= First Finance Commission =

1951 finance commission of India

The First Finance Commission of India was appointed in 1951, for the period 1952–57 by the President of India and was chaired by K. C. Neogy.

==Members==

| Name | Position | Note |
| K. C. Neogy | Chairman |  |
| V. P. Menon | Member | Resigned on 18 February 1952 |
| Justice R. Kaushalendra Rao |  |
| B. K. Mada |  |
| M. V. Rangachari | Member Secretary |
| V. L. Mehta | In Place of V. P. Menon |

==Terms of Reference==

The commission was asked to make recommendations regarding:
1. Allocations of income tax and Union Excise Duties and tax sharing.
2. Amounts payable as Grants-in-Aid to the States in need of Assistance under the ‘substantive portion of Clause 1 of Article 275’.
3. Grants-in-Aid to certain States in lieu of their share of export duty on jute and jute products according to Article 273
4. Continuation or adjustment of the terms of agreement with Part B States under Article 278 (1) or under Article 306.

==Recommendations==

- The share of States in the proceeds of income tax was to be 55 per cent.
- The First Commission recommended that shares of States in the Union excise duties be 40 per cent of the proceeds of the tax on three commodities, 25 per cent of the proceeds of the tax on eight commodities and 20 per cent of the proceeds of the tax on 35 commodities, respectively.
- As far as Horizontal Distribution is concerned, overwhelming weightage is given to Population (80%).

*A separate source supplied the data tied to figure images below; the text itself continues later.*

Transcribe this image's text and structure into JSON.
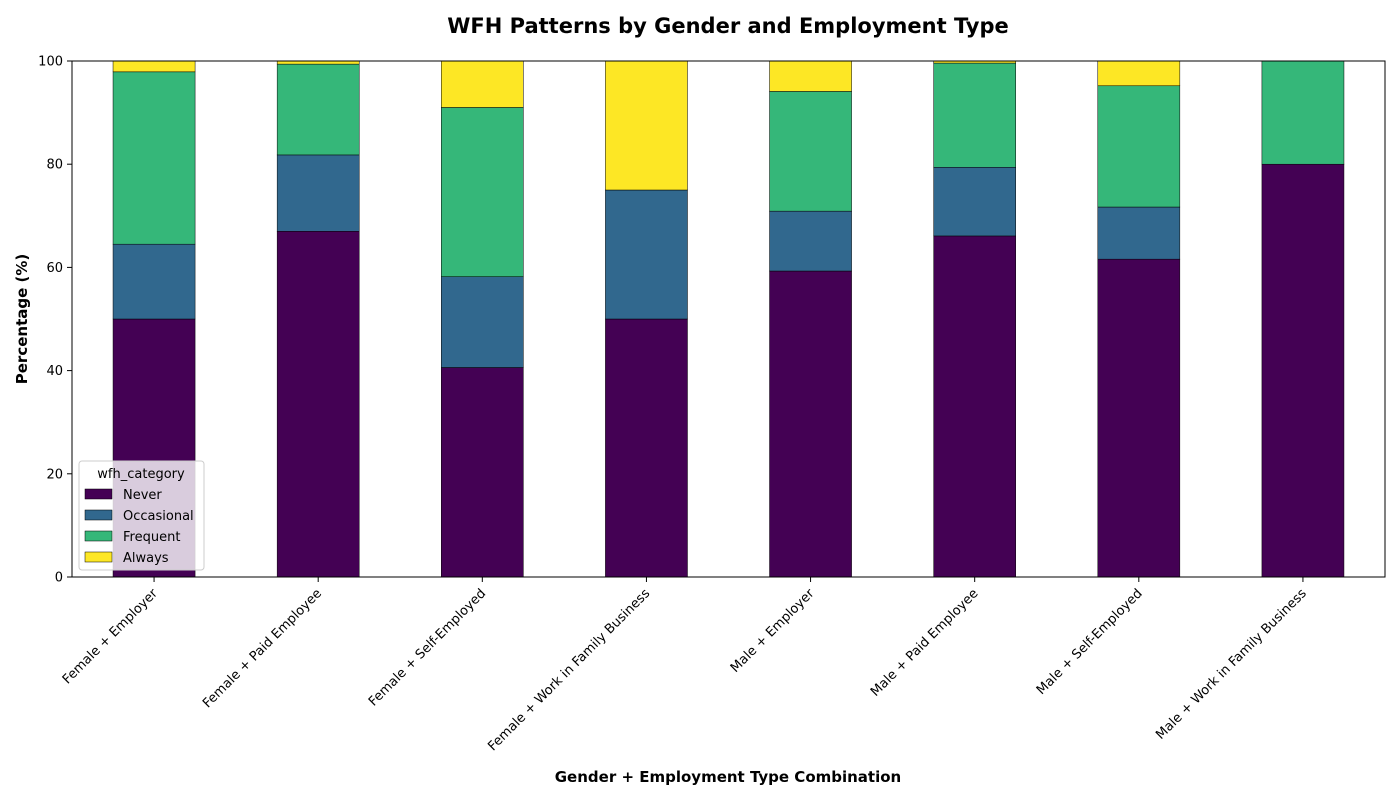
{
  "chart_data": {
    "type": "bar",
    "stacked": true,
    "title": "WFH Patterns by Gender and Employment Type",
    "xlabel": "Gender + Employment Type Combination",
    "ylabel": "Percentage (%)",
    "ylim": [
      0,
      100
    ],
    "yticks": [
      0,
      20,
      40,
      60,
      80,
      100
    ],
    "grid": false,
    "legend": {
      "title": "wfh_category",
      "placement": "lower-left"
    },
    "categories": [
      "Female + Employer",
      "Female + Paid Employee",
      "Female + Self-Employed",
      "Female + Work in Family Business",
      "Male + Employer",
      "Male + Paid Employee",
      "Male + Self-Employed",
      "Male + Work in Family Business"
    ],
    "series": [
      {
        "name": "Never",
        "color": "#440154",
        "values": [
          50.0,
          67.0,
          40.6,
          50.0,
          59.3,
          66.1,
          61.6,
          80.0
        ]
      },
      {
        "name": "Occasional",
        "color": "#31688e",
        "values": [
          14.5,
          14.8,
          17.6,
          25.0,
          11.6,
          13.3,
          10.1,
          0.0
        ]
      },
      {
        "name": "Frequent",
        "color": "#35b779",
        "values": [
          33.4,
          17.6,
          32.8,
          0.0,
          23.2,
          20.2,
          23.5,
          20.0
        ]
      },
      {
        "name": "Always",
        "color": "#fde725",
        "values": [
          2.1,
          0.6,
          9.0,
          25.0,
          5.9,
          0.4,
          4.8,
          0.0
        ]
      }
    ]
  }
}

Only residual weightage of 20% given to contribution.
- No recommendations regarding grants for meeting capital requirements of the state were made by the commission.
- The Commission provided Grants-in- Aid (under Article 273) to only four states, namely, Assam Bihar, Orissa and West Bengal. However, Grants were provided to many states under Substantive Portion of Article 275 (1) and under the head of Primary education grants.
- All recommendations made by the commission were accepted by the Union Government.